L'Égypte organise un référendum pour asseoir la dictature du général Sissi

La dictature égyptienne dominée par l'armée se précipite pour organiser un référendum ce week-end sur des amendements constitutionnels qui feraient du général Abdel Fattah al-Sissi un dictateur à vie, tout en institutionnalisant la répression sanglante que son régime a menée contre toute forme d'opposition politique et particulièrement la classe ouvrière égyptienne.

L'organisation du référendum de trois jours commençant samedi a été annoncé mercredi, juste un jour après que le parlement du pays, rempli de partisans de Sissi, eut approuvé les amendements proposés à la constitution égyptienne par une majorité écrasante de 554 contre 22, avec une abstention. Le vote a été organisé comme un événement patriotique, les législateurs agitaient de petits drapeaux égyptiens et des hymnes nationaux étant joués à l'arrière-plan.

Le référendum se déroule dans des conditions où la population égyptienne n'a même pas eu le temps d'examiner les amendements radicaux à la Constitution, qui non seulement étendent le mandat présidentiel à six ans, mais établissent également une période «transitoire», permettant à Sissi de dépasser une limite de deux mandats et de se présenter pour un troisième mandat, restant en fonction au moins jusqu'en 2030. Ils lui permettent également d'exercer un contrôle total sur le pouvoir judiciaire, tout en élargissant le rôle déjà écrasant de l'armée dans les affaires politiques du pays.
L'un des amendements établit la responsabilité de l'armée pour «sauvegarder la Constitution et la démocratie, en préservant les fondements de l'État et sa nature civile, les acquis du peuple et les droits et libertés des individus.»

La «réforme» constitutionnelle institutionnalise la pratique déjà très répandue de juger des civils devant les tribunaux militaires.
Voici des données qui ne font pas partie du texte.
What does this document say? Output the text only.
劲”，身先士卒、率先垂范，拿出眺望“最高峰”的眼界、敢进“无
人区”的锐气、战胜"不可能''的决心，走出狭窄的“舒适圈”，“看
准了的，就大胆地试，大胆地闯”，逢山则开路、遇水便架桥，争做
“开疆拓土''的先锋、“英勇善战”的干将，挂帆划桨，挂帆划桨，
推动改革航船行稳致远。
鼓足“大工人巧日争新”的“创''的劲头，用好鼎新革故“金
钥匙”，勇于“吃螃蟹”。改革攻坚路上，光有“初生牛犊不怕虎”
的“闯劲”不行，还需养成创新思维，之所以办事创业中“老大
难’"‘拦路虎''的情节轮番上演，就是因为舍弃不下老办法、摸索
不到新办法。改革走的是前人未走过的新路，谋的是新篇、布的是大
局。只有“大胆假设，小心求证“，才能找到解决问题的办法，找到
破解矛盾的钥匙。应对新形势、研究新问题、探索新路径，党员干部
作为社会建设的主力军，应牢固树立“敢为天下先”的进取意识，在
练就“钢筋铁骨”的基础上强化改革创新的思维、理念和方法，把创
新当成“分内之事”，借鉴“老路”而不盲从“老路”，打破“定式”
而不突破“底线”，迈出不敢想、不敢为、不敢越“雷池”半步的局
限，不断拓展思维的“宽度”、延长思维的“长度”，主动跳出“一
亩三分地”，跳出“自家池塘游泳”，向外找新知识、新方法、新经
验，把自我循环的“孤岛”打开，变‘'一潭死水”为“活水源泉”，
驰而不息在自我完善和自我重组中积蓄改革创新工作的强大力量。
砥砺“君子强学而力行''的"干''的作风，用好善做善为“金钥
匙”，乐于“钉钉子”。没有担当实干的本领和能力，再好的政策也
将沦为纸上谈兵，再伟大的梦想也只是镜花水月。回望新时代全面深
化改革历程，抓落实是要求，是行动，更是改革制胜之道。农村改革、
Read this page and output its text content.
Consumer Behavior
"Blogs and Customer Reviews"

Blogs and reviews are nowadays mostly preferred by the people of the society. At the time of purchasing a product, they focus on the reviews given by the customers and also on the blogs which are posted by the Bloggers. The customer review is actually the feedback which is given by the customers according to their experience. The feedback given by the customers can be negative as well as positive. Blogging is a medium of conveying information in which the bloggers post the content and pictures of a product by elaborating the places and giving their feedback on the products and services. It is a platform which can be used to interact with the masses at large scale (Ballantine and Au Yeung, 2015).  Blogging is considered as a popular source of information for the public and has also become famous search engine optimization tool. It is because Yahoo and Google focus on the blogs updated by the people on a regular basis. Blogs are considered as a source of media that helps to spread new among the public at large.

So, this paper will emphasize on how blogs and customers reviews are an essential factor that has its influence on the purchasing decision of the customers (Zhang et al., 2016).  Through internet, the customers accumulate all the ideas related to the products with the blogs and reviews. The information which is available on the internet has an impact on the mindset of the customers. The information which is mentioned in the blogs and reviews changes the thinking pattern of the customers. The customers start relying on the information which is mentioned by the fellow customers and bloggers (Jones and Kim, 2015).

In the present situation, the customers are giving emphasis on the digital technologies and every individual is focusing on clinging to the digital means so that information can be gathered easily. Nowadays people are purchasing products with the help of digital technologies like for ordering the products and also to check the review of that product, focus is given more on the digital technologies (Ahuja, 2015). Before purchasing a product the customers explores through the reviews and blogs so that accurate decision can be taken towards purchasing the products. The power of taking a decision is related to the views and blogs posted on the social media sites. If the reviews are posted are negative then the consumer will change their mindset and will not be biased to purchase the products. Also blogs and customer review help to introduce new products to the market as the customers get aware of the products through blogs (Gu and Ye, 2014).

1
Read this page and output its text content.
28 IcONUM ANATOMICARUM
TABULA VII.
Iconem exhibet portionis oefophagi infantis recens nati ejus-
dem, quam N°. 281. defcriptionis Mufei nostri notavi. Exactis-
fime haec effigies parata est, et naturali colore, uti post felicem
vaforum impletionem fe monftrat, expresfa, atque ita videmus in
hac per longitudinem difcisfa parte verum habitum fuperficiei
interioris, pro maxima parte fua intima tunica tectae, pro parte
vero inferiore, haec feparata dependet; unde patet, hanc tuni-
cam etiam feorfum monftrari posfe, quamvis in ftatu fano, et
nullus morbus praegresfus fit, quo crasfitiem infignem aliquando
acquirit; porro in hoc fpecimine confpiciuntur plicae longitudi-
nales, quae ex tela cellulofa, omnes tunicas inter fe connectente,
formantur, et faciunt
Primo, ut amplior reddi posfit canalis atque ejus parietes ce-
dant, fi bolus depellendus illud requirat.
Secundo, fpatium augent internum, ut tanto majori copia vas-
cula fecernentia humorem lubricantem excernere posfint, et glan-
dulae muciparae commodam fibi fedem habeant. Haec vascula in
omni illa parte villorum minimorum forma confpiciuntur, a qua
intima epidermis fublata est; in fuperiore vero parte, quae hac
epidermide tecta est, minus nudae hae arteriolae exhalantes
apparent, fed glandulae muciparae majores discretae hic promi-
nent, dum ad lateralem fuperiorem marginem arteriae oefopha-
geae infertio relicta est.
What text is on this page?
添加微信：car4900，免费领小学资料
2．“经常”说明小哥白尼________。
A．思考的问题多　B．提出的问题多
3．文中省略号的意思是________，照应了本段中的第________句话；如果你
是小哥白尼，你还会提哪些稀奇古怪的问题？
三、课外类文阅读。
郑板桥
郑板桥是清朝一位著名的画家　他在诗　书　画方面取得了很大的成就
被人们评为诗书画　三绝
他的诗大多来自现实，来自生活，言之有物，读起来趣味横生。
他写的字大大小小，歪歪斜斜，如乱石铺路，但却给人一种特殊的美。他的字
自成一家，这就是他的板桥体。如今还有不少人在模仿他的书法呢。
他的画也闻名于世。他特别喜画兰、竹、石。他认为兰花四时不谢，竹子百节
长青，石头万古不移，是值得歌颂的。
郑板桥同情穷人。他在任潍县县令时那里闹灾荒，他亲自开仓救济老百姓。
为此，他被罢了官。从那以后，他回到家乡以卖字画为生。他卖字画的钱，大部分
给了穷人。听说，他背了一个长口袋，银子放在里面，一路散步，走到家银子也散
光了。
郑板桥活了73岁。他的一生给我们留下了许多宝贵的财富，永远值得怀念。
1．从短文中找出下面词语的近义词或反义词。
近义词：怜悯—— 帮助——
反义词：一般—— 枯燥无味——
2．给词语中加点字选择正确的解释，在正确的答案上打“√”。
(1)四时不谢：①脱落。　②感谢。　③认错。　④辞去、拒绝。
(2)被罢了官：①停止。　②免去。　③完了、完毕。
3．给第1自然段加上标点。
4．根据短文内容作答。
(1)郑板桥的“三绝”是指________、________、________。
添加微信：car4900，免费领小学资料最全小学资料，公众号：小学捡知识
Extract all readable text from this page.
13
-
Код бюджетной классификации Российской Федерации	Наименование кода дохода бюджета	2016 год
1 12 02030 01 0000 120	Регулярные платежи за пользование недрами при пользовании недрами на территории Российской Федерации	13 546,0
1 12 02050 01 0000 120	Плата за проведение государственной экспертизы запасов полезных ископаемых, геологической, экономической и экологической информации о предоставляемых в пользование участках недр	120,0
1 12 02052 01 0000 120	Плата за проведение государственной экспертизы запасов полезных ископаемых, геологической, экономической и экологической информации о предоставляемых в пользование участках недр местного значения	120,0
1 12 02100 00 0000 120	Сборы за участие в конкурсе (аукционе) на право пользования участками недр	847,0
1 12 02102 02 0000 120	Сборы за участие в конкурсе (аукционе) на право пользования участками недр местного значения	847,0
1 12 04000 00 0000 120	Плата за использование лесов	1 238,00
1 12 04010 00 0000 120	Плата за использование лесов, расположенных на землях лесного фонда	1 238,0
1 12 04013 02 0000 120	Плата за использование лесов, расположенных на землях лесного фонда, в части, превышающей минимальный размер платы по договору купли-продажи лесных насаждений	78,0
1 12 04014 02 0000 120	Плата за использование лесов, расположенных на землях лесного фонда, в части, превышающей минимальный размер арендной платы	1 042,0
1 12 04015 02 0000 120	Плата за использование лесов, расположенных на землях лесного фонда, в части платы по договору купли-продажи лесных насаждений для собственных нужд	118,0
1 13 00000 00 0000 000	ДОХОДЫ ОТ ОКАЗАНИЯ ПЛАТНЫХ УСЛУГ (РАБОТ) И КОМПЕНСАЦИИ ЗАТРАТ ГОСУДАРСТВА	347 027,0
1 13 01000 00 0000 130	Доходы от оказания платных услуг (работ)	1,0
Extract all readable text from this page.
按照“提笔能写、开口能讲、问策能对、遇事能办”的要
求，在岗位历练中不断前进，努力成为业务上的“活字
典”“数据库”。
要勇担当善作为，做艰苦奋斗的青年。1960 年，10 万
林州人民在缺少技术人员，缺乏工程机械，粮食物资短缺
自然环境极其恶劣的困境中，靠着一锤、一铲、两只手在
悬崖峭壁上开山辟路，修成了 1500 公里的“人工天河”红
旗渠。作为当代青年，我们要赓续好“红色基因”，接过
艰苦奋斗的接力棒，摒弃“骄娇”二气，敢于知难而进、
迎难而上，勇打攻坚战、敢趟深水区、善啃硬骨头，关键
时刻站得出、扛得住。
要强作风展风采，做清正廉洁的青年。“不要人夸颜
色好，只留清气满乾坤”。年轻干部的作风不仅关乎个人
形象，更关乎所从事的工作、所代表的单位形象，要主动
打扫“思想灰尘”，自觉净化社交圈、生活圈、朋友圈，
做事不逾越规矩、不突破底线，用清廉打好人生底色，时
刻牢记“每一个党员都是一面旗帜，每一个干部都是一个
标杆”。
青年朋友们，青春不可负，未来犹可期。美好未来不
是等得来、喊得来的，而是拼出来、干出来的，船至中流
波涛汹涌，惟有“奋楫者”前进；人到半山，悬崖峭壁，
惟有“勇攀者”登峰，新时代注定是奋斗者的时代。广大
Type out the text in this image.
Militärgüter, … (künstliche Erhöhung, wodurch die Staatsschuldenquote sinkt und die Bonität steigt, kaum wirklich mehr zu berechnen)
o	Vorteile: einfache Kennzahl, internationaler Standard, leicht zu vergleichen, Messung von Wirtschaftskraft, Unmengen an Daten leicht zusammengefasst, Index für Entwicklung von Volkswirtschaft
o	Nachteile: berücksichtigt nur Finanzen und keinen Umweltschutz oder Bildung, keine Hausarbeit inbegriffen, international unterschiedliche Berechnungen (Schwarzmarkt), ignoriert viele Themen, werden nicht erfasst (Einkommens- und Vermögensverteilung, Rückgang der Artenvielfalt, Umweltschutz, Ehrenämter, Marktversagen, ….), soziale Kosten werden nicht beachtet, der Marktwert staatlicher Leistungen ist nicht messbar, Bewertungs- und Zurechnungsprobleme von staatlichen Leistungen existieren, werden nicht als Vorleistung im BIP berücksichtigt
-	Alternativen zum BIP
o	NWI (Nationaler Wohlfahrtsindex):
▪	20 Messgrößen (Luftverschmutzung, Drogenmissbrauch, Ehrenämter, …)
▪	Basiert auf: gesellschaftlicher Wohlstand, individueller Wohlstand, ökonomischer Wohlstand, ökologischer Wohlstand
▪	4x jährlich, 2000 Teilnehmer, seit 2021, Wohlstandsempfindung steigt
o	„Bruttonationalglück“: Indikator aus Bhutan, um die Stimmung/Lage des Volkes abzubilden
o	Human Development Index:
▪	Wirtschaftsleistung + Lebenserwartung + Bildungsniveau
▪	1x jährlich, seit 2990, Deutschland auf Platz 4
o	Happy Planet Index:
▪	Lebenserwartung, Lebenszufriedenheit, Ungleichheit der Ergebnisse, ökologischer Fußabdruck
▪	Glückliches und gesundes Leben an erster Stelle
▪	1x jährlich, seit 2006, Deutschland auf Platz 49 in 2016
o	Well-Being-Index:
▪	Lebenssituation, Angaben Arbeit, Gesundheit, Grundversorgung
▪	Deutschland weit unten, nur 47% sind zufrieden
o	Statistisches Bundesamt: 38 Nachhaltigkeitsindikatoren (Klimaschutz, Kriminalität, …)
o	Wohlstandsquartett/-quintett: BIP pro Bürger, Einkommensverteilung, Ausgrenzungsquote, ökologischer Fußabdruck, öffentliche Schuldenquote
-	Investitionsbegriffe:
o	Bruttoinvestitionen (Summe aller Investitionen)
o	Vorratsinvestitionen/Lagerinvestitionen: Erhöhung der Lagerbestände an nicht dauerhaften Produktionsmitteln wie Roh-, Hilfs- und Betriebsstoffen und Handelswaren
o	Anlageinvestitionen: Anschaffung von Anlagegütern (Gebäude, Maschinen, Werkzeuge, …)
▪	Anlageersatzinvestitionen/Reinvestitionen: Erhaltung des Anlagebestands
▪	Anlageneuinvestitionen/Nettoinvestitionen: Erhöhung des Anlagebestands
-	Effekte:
Depuis le coup d'État de 2013 qui a renversé le président élu du pays, Mohammed Morsi, et porté Sissi au pouvoir, quelque 15.000 personnes, dont 150 enfants, ont dû faire face à de tels procès, selon les estimations des organisations des droits de l'homme.
Sissi a consolidé son pouvoir par le massacre de plus de 1000 personnes par les forces de sécurité égyptiennes sur la place Rabaa du Caire en 2013. Depuis lors, plus de 60.000 personnes ont été jetées dans les prisons du régime pour des raisons politiques et subissent la torture généralisée. Depuis le début de 2019, le régime a exécuté 15 prisonniers politiques condamnés à mort sur la seule base d'aveux extorqués sous la torture.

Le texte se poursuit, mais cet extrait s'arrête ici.